A partir de 1907, Carl Gustav Jung dá início ao seu contato com Freud, que dura até 1913, período de parceria e coparticipação em descobertas psicanalíticas. É embasado na noção psicanalítica, que se inicia o conhecimento de Jung sobre o sonho. Mais tarde, ele a coloca como parte integrante de sua compreensão sobre a fenomenologia do sonho, a nomeando de perspectiva causalista (JUNG, 2013a).

Sigmund Freud (parte inferior esquerda) e Carl G. Jung (parte inferior direita) na mesma foto durante visita aos Estados Unidos em 1909. Fonte: encurtador.com.br/dUY36

Nessa teoria do sonho, ele é compreendido como produto de uma complicada conexão de fenômenos psíquicos, uma obra que tem seus motivos, advindos de cadeias prévias de associações, sempre referindo-se a algo anterior, um passado psíquico, e possui, portanto, um significado. Esse método baseia-se em um procedimento redutivo, exclusivamente causal, que decompõe o sonho nos componentes de reminiscências e nos processos instintivos que lhe constituem a base (JUNG, 2014). Ante a obscuridade e confusão que se apresenta o sonho como o lembramos, dá-se o nome de conteúdo manifesto. Ele seria a fachada pelo qual se esconde a verdadeira ideia do sonho, o conteúdo latente (FREUD, 2018).
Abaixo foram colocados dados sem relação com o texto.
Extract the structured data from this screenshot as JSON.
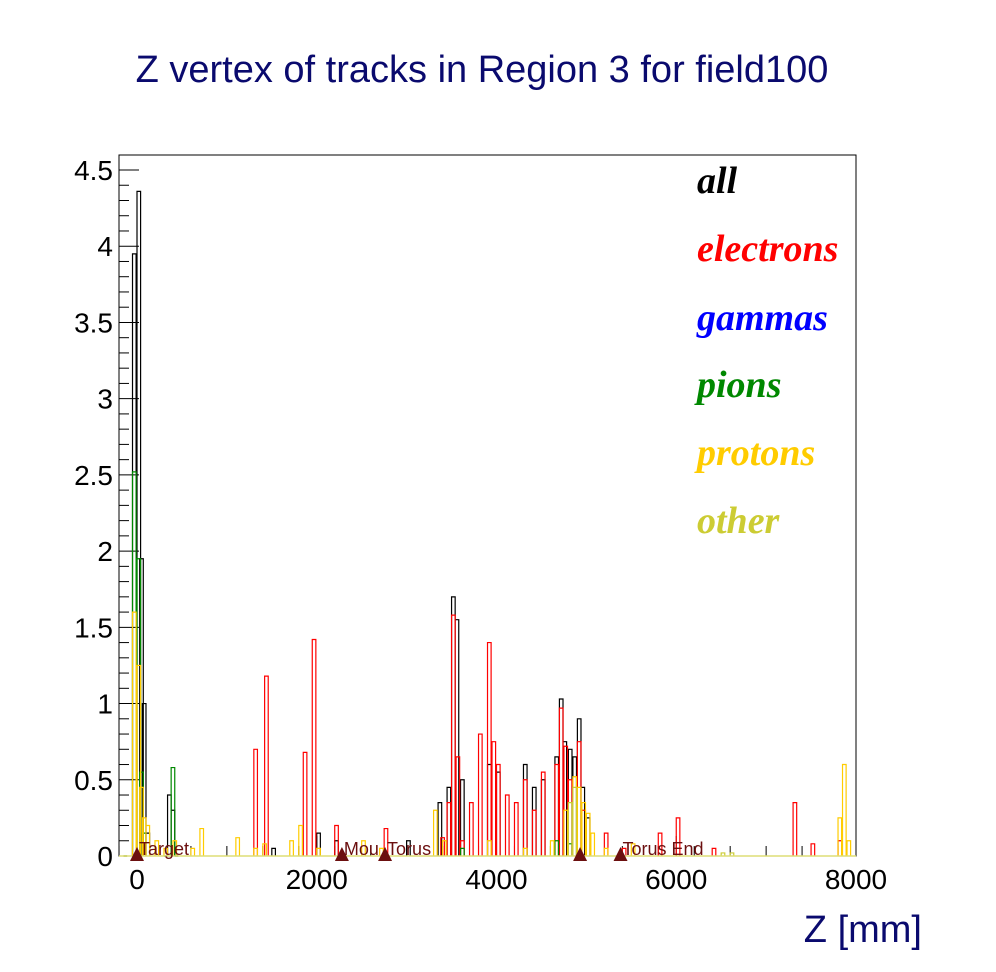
{
  "chart_data": {
    "type": "step-histogram",
    "title": "Z vertex of tracks in Region 3 for field100",
    "xlabel": "Z [mm]",
    "ylabel": "",
    "xlim": [
      -200,
      8000
    ],
    "ylim": [
      0,
      4.6
    ],
    "x_ticks": [
      0,
      2000,
      4000,
      6000,
      8000
    ],
    "y_ticks": [
      0,
      0.5,
      1,
      1.5,
      2,
      2.5,
      3,
      3.5,
      4,
      4.5
    ],
    "legend_placement": "top-right",
    "series": [
      {
        "name": "all",
        "color": "#000000",
        "points": [
          [
            -150,
            0
          ],
          [
            -50,
            3.95
          ],
          [
            0,
            4.36
          ],
          [
            30,
            1.95
          ],
          [
            60,
            1.0
          ],
          [
            100,
            0.15
          ],
          [
            300,
            0.0
          ],
          [
            340,
            0.4
          ],
          [
            380,
            0.3
          ],
          [
            420,
            0.0
          ],
          [
            1500,
            0.05
          ],
          [
            2000,
            0.15
          ],
          [
            2200,
            0.1
          ],
          [
            3000,
            0.1
          ],
          [
            3350,
            0.35
          ],
          [
            3450,
            0.45
          ],
          [
            3500,
            1.7
          ],
          [
            3540,
            1.55
          ],
          [
            3600,
            0.5
          ],
          [
            3900,
            0.6
          ],
          [
            4000,
            0.55
          ],
          [
            4300,
            0.6
          ],
          [
            4400,
            0.45
          ],
          [
            4500,
            0.5
          ],
          [
            4650,
            0.65
          ],
          [
            4700,
            1.03
          ],
          [
            4740,
            0.75
          ],
          [
            4800,
            0.7
          ],
          [
            4850,
            0.65
          ],
          [
            4900,
            0.9
          ],
          [
            4940,
            0.45
          ],
          [
            5000,
            0.25
          ]
        ]
      },
      {
        "name": "electrons",
        "color": "#ff0000",
        "points": [
          [
            1300,
            0.7
          ],
          [
            1420,
            1.18
          ],
          [
            1850,
            0.68
          ],
          [
            1950,
            1.42
          ],
          [
            2200,
            0.2
          ],
          [
            2750,
            0.18
          ],
          [
            3380,
            0.12
          ],
          [
            3450,
            0.35
          ],
          [
            3500,
            1.58
          ],
          [
            3550,
            0.65
          ],
          [
            3600,
            0.1
          ],
          [
            3700,
            0.35
          ],
          [
            3800,
            0.8
          ],
          [
            3900,
            1.4
          ],
          [
            3950,
            0.75
          ],
          [
            4000,
            0.6
          ],
          [
            4100,
            0.4
          ],
          [
            4200,
            0.35
          ],
          [
            4300,
            0.5
          ],
          [
            4400,
            0.3
          ],
          [
            4500,
            0.55
          ],
          [
            4650,
            0.6
          ],
          [
            4700,
            0.97
          ],
          [
            4750,
            0.72
          ],
          [
            4800,
            0.5
          ],
          [
            4900,
            0.75
          ],
          [
            4950,
            0.3
          ],
          [
            5200,
            0.15
          ],
          [
            5400,
            0.05
          ],
          [
            5800,
            0.15
          ],
          [
            6000,
            0.25
          ],
          [
            6400,
            0.05
          ],
          [
            7300,
            0.35
          ],
          [
            7500,
            0.08
          ],
          [
            7800,
            0.1
          ]
        ]
      },
      {
        "name": "gammas",
        "color": "#0000ff",
        "points": []
      },
      {
        "name": "pions",
        "color": "#008800",
        "points": [
          [
            -150,
            0.0
          ],
          [
            -50,
            2.52
          ],
          [
            0,
            1.95
          ],
          [
            30,
            0.55
          ],
          [
            60,
            0.15
          ],
          [
            300,
            0.0
          ],
          [
            380,
            0.58
          ],
          [
            420,
            0.0
          ],
          [
            3600,
            0.05
          ],
          [
            4650,
            0.1
          ],
          [
            4800,
            0.08
          ]
        ]
      },
      {
        "name": "protons",
        "color": "#ffcc00",
        "points": [
          [
            -150,
            0.0
          ],
          [
            -50,
            1.6
          ],
          [
            0,
            1.25
          ],
          [
            30,
            0.45
          ],
          [
            60,
            0.25
          ],
          [
            100,
            0.2
          ],
          [
            200,
            0.1
          ],
          [
            300,
            0.05
          ],
          [
            400,
            0.1
          ],
          [
            600,
            0.05
          ],
          [
            700,
            0.18
          ],
          [
            1100,
            0.12
          ],
          [
            1300,
            0.05
          ],
          [
            1400,
            0.08
          ],
          [
            1700,
            0.1
          ],
          [
            1800,
            0.2
          ],
          [
            2000,
            0.05
          ],
          [
            2500,
            0.1
          ],
          [
            2700,
            0.05
          ],
          [
            3300,
            0.3
          ],
          [
            3400,
            0.1
          ],
          [
            3900,
            0.1
          ],
          [
            4300,
            0.05
          ],
          [
            4600,
            0.1
          ],
          [
            4750,
            0.3
          ],
          [
            4850,
            0.52
          ],
          [
            4900,
            0.45
          ],
          [
            4950,
            0.35
          ],
          [
            5000,
            0.28
          ],
          [
            5050,
            0.15
          ],
          [
            5200,
            0.05
          ],
          [
            5500,
            0.08
          ],
          [
            7800,
            0.25
          ],
          [
            7850,
            0.6
          ],
          [
            7900,
            0.1
          ]
        ]
      },
      {
        "name": "other",
        "color": "#cccc33",
        "points": [
          [
            4800,
            0.35
          ],
          [
            4850,
            0.45
          ],
          [
            6500,
            0.02
          ],
          [
            6600,
            0.02
          ]
        ]
      }
    ],
    "markers": [
      {
        "label": "Target",
        "z": 0
      },
      {
        "label": "Mou",
        "z": 2280
      },
      {
        "label": "Torus",
        "z": 2760
      },
      {
        "label": "",
        "z": 4930
      },
      {
        "label": "Torus End",
        "z": 5380
      }
    ]
  }
}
O “sonho manifesto”, isto é, o sonho tal como nos lembramos dele, segundo Freud, é como a fachada de uma casa: à primeira vista nada revela de seu interior, que fica oculto por detrás da chamada censura do sonho. Permitindo-se que a pessoa fale sobre os detalhes de seu sonho – obedecidas determinadas regras técnicas – vemos que as ideias que lhe ocorrem seguem todas uma mesma direção, concentrando-se em torno de um assunto específico, de significado pessoal. Inicialmente, essas ideias assumem um sentido que se dissimulava por trás do enredo do sonho. […] Esse complexo específico de pensamentos em que se concentram todos os fios do sonho é o conflito procurado, que se apresenta numa variação condicionada pelas circunstâncias (JUNG, 2014, § 21).
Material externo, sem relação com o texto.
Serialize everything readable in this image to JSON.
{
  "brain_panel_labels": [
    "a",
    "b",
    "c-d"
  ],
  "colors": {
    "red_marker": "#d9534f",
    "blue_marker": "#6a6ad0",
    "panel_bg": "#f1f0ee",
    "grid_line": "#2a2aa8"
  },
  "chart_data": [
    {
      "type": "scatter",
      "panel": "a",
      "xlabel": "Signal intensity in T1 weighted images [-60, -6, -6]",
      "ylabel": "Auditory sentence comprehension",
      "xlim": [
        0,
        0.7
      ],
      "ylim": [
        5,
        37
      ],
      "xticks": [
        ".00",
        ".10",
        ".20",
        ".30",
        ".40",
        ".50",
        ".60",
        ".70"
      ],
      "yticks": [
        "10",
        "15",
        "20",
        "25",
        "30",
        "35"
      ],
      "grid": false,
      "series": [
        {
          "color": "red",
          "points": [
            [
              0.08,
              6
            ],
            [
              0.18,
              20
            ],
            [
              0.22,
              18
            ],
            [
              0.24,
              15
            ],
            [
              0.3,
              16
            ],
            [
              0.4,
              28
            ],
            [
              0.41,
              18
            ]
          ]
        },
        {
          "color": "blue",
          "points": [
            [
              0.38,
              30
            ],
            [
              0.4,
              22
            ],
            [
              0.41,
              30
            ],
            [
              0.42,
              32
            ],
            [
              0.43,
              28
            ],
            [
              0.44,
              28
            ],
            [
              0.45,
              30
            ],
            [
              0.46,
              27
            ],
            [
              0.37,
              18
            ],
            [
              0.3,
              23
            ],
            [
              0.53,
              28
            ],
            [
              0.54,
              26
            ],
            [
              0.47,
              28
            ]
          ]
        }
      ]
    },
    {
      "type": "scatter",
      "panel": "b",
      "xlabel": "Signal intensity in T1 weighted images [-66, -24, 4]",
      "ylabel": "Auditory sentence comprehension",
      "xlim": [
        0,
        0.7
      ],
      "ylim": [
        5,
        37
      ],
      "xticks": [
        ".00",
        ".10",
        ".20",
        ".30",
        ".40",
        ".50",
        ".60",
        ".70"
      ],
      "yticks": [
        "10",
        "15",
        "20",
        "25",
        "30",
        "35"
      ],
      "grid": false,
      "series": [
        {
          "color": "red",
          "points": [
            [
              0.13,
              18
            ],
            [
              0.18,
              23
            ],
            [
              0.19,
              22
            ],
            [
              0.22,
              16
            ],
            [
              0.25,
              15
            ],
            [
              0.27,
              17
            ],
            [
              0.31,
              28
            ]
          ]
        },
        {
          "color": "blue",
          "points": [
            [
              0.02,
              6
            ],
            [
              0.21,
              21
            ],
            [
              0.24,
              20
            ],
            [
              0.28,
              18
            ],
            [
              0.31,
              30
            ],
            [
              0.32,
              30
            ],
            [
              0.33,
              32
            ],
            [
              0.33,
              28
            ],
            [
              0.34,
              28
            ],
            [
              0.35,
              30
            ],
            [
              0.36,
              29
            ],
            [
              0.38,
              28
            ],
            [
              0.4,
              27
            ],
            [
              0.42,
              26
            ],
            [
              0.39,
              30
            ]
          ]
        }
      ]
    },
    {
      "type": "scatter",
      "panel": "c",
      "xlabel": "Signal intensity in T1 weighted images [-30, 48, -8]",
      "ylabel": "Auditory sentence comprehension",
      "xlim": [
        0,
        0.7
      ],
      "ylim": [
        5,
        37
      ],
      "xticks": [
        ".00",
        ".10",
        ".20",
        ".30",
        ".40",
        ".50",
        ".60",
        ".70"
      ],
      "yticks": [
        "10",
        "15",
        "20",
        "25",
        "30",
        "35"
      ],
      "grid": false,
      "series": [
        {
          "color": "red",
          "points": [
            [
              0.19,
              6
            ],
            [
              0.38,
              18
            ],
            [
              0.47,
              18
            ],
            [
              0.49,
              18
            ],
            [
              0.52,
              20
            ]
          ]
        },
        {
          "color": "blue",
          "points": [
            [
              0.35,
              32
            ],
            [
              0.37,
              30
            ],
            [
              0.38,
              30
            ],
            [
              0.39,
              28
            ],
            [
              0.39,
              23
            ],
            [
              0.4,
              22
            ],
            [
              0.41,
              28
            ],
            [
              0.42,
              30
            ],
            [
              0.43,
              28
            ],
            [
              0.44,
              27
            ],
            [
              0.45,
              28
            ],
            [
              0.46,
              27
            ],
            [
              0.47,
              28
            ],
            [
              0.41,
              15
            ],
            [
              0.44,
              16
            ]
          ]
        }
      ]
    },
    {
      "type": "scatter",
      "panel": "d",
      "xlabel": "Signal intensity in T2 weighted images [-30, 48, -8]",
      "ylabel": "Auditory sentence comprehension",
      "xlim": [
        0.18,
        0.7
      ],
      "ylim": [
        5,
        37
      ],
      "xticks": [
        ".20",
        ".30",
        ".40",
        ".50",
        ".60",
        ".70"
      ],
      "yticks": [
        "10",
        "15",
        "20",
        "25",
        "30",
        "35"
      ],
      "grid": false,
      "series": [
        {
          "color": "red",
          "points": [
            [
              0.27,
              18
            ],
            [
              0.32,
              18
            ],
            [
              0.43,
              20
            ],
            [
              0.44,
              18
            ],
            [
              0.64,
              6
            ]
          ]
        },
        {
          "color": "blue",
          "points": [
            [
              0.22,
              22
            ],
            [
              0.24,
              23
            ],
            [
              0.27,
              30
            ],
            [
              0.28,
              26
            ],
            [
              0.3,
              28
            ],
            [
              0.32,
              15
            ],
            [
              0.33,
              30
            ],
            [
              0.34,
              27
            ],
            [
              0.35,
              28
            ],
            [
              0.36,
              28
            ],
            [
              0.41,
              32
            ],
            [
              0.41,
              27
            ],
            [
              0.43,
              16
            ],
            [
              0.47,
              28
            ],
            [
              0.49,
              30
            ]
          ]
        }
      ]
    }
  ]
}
A forma toda especial que adquirirá o conteúdo manifesto do sonho corresponde a disposição psíquica do indivíduo, ou seja, sua individualidade. Nosso estado de espírito no presente depende de nossa história, e, por isso, os elementos de valores, na diversidade de cada pessoa, são os determinantes da constelação psíquica. Acontecimentos que provocam fortes reações de sentimento são de grande importância para o desenvolvimento psíquico posterior. Essas recordações, dotadas de forte carga emocional, formam complexos de associações mais ou menos extensos, que Jung (2013c) dá o nome de “complexos ideoafetivos”.

São, portanto, as associações consteladas pelos complexos que dão forma para o conteúdo manifesto do sonho, e é através dele que se pode fazer o caminho contrário para compreender seu conteúdo latente. Nesse método interpretativo, se volta ao passado para reconstituir certas experiências anteriores, a partir da manifestação de determinados motivos oníricos. Esse percurso é de utilidade em contexto terapêutico por abrir a possibilidade da conscientização de conteúdos inconscientes, ou de revelar fatos que o paciente não queria contar.
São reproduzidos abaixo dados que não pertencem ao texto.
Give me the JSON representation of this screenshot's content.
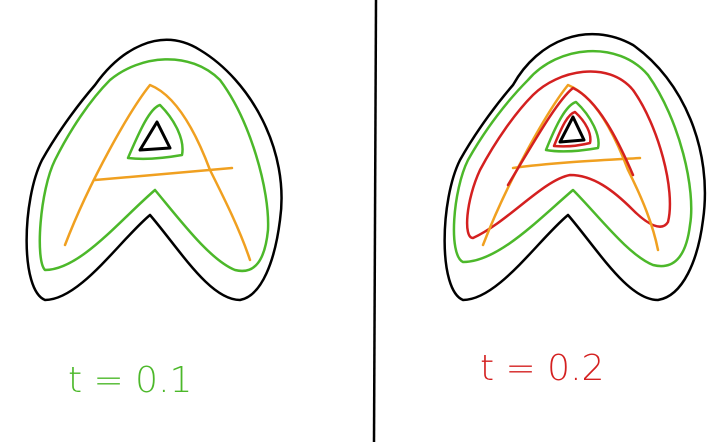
{
  "labels": {
    "left": "t = 0.1",
    "right": "t = 0.2"
  }
}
Se alguém sonha, por exemplo, com uma mesa, estamos ainda bem longe de saber o que a palavra “mesa” do sonho significa, embora a palavra “mesa” em si pareça suficientemente precisa. Com efeito, há qualquer coisa que ignoramos, e é que esta “mesa” é precisamente aquela mesa à qual estava sentado o pai do sonhador, quando lhe recusou qualquer ajuda financeira posterior e o expulsou de casa como um sujeito imprestável. A superfície lustrosa desta mesa está ali, diante de seus olhos, como o símbolo de uma inutilidade catastrófica tanto no estado de vigília, como nos sonhos noturnos. Eis o que o sonhador entende por “mesa” (JUNG, 2013a, § 539).

Fonte: encurtador.com.br/cnrzW

Os elementos do conteúdo manifesto, em relação ao conteúdo latente, apresentam-se não só de forma difusa e distorcida, como também uma espécie de resumo de um conglomerado de conteúdos psíquicos inconscientes. Em um único sonho, a partir de uma reflexão sobre o mesmo, é possível obter uma infinidade de observações, percepções e associações subjacentes, de forma que todas façam sentido. Esses, revelam os pensamentos oníricos, que são processos correntes na dinâmica psíquica, uma espécie de pauta inconsciente levantada e eliciada pelos processos vivenciados em vigília. São produtos da constelação psíquica do dia a dia. 

Segundo Freud (2018), essa multiplicidade se dá devido o trabalho de condensação realizado pela elaboração onírica, um processo em que se incute uma diversa cadeia de significantes em um único sonho. Portanto, da mesma forma que um sonho pode se ligar a mais de um fato, um objeto do sonho pode condensar e se referir a mais do que apenas um elemento. Um bom exemplo é quando no sonho, nos deparamos com uma pessoa que se parece com alguém que conhecemos, mas ao mesmo tempo nos lembra outra pessoa.

Fonte: encurtador.com.br/bxAG4

Outro processo comum e importante do sonho é o deslocamento. Aqui, o pensamento onírico é encoberto por uma espécie de disfarce. “[…] seu conteúdo é ordenado em torno de elementos centrais diferentes dos pensamentos oníricos […] ou seja, arrancado do contexto e, dessa maneira, transformado em algo estranho” (FREUD, 2018, p. 328). 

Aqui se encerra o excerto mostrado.